Dans la nuit du 7 au 8 mars, des attaques américaines et israéliennes ont touché quatre dépôts pétroliers et un terminal de transfert de pétrole à Téhéran et dans la province voisine d’Alborz, en Iran, causant la mort de 6 personnes et blessant 20 autres. Après les incendies nocturnes, des colonnes de fumée noire se sont élevées au-dessus de la ville, réduisant la visibilité à néant et rendant la respiration à l’extérieur difficile sans masque. La fuligine a recouvert les balcons et les rues, contraignant les établissements extérieurs à fermer et poussant l’agence environnementale locale à conseiller aux résidents d’éviter les activités en plein air.

La fumée contenait des particules carbonées (la suie, cette poussière sombre qui se dépose dans les cheminées et les poêles) ainsi que des hydrocarbures aromatiques polycycliques (HAP), des substances polluantes puissantes présentes dans le pétrole brut.
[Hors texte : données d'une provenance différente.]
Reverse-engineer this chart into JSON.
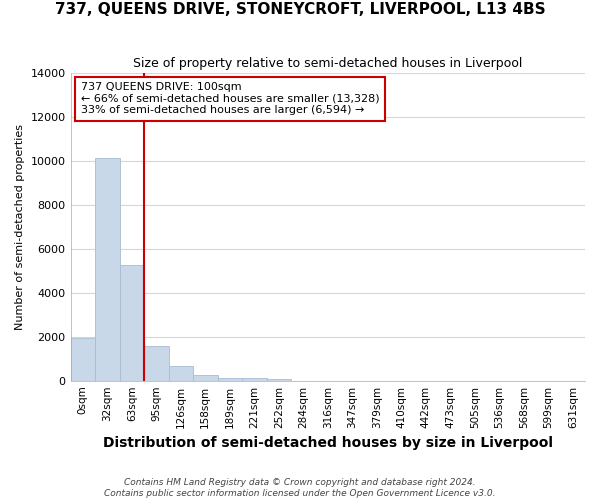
{
  "title": "737, QUEENS DRIVE, STONEYCROFT, LIVERPOOL, L13 4BS",
  "subtitle": "Size of property relative to semi-detached houses in Liverpool",
  "xlabel": "Distribution of semi-detached houses by size in Liverpool",
  "ylabel": "Number of semi-detached properties",
  "footnote1": "Contains HM Land Registry data © Crown copyright and database right 2024.",
  "footnote2": "Contains public sector information licensed under the Open Government Licence v3.0.",
  "bar_labels": [
    "0sqm",
    "32sqm",
    "63sqm",
    "95sqm",
    "126sqm",
    "158sqm",
    "189sqm",
    "221sqm",
    "252sqm",
    "284sqm",
    "316sqm",
    "347sqm",
    "379sqm",
    "410sqm",
    "442sqm",
    "473sqm",
    "505sqm",
    "536sqm",
    "568sqm",
    "599sqm",
    "631sqm"
  ],
  "bar_values": [
    1950,
    10150,
    5280,
    1570,
    670,
    260,
    130,
    100,
    60,
    0,
    0,
    0,
    0,
    0,
    0,
    0,
    0,
    0,
    0,
    0,
    0
  ],
  "bar_color": "#c8d8e8",
  "bar_edge_color": "#a8bdd0",
  "vline_color": "#cc0000",
  "vline_x": 3,
  "annotation_line1": "737 QUEENS DRIVE: 100sqm",
  "annotation_line2": "← 66% of semi-detached houses are smaller (13,328)",
  "annotation_line3": "33% of semi-detached houses are larger (6,594) →",
  "ylim": [
    0,
    14000
  ],
  "yticks": [
    0,
    2000,
    4000,
    6000,
    8000,
    10000,
    12000,
    14000
  ],
  "background_color": "#ffffff",
  "plot_background": "#ffffff",
  "grid_color": "#d0d8e8",
  "annotation_box_facecolor": "#ffffff",
  "annotation_box_edgecolor": "#cc0000",
  "title_fontsize": 11,
  "subtitle_fontsize": 9,
  "ylabel_fontsize": 8,
  "xlabel_fontsize": 10,
  "ytick_fontsize": 8,
  "xtick_fontsize": 7.5,
  "annotation_fontsize": 8
}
De plus, le pétrole des dépôts brûlés contenait du soufre et de l’azote, qui, lors de la combustion, forment des oxydes de soufre et d’azote, des particules acides potentiellement dangereuses surtout en cas de précipitations.

Étant donné que les dépôts contenaient encore du pétrole peu raffiné (un mélange de composés organiques non traités et non séparés en composants distincts, très différent de l’essence utilisée par nos voitures), il est fort probable que la fumée des incendies ait diffusé dans l’air une large gamme de gaz et de substances nocives à inhaler en quantité importante.
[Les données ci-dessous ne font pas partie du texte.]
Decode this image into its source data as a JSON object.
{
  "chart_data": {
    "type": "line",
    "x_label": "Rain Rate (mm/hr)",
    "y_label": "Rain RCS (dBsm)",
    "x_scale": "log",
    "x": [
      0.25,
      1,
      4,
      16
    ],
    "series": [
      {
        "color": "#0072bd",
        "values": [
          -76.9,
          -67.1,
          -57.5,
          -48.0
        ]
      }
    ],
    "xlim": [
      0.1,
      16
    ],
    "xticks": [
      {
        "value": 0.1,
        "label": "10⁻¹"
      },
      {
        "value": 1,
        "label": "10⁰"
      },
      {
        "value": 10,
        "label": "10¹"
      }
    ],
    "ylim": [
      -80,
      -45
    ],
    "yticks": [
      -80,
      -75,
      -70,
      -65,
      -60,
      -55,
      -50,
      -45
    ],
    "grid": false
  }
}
Et comme les bombardements récents ont frappé plusieurs bâtiments, on peut aussi imaginer que, parallèlement aux combustibles fossiles, les habitants iraniens ont inhalé de minuscules particules de ciment, de verre, de plastique et d’autres matériaux de construction.

Après les incendies et la fumée, des pluies abondantes sont tombées sur les habitations et les rues de Téhéran, où vivent près de 10 millions d’habitants, avec des gouttes noires épaisses. Les précipitations, survenues après une longue période de sécheresse, ont entraîné au sol les polluants récemment rejetés dans l’atmosphère, et ont conduit la Croix‑Rouge iranienne à avertir les résidents des risques posés par ces pluies acides.
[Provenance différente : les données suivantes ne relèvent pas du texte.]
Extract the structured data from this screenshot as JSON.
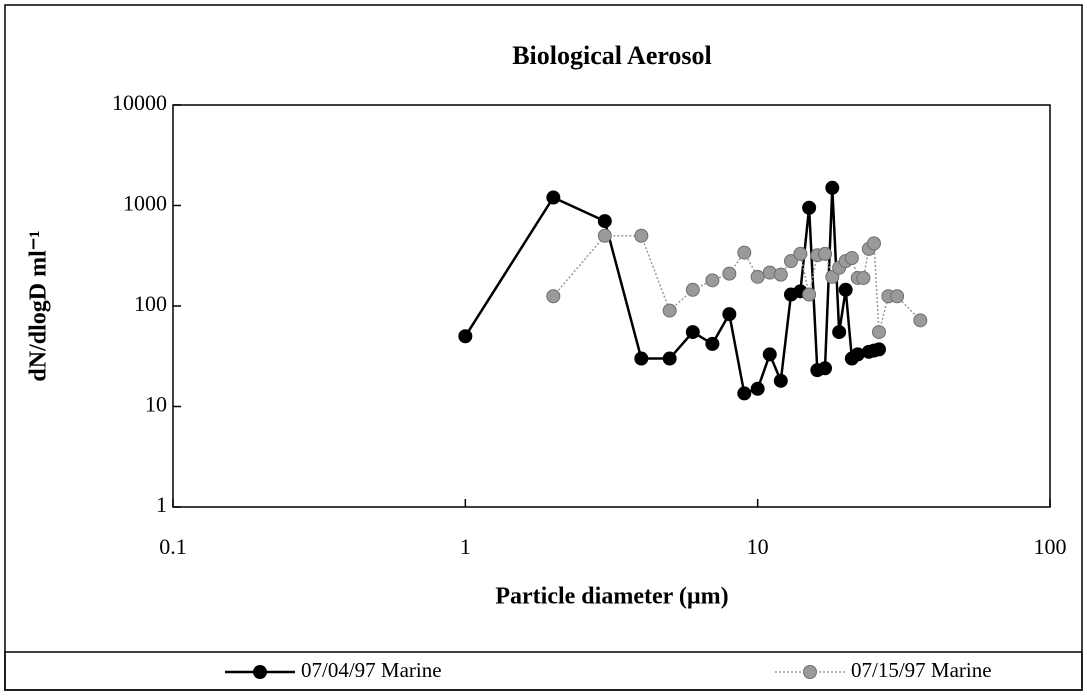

Les pluies acides se forment lorsque la vapeur d’eau de l’atmosphère réagit avec certains polluants, tels que le dioxyde de soufre (SO2) et les oxydes d’azote (NOx). Elles se distinguent par un pH bien moindre que celui de la pluie ordinaire (inférieur à 5,6) et sont liées à des activités humaines qui impliquent l’utilisation massive de combustibles fossiles, ou à des phénomènes naturels comme les éruptions volcaniques.

Les pluies acides peuvent endommager la végétation et le sol, modifier l’acidité des lacs et des rivières rendant la vie aquatique Impossible, corroder les bâtiments et nuire à la santé humaine. Les résidents qui ont dû sortir dehors ont rapporté des maux de gorge et des brûlures oculaires, tandis que les autorités sanitaires locales ont averti des risques potentiels de « brûlures chimiques de la peau et de graves dommages pulmonaires ».

Ce qui préoccupe particulièrement, c’est une possible contamination des réseaux d’eau potable par les pluies acides. Or, si la peau peut être lavée, les particules fines diffusées par la fumée peuvent être inhalées et pénétrer profondément dans les voies respiratoires et dans la circulation sanguine, augmentant le risque de maladies cardiovasculaires, de maladies pulmonaires, de diabète et de certains cancers.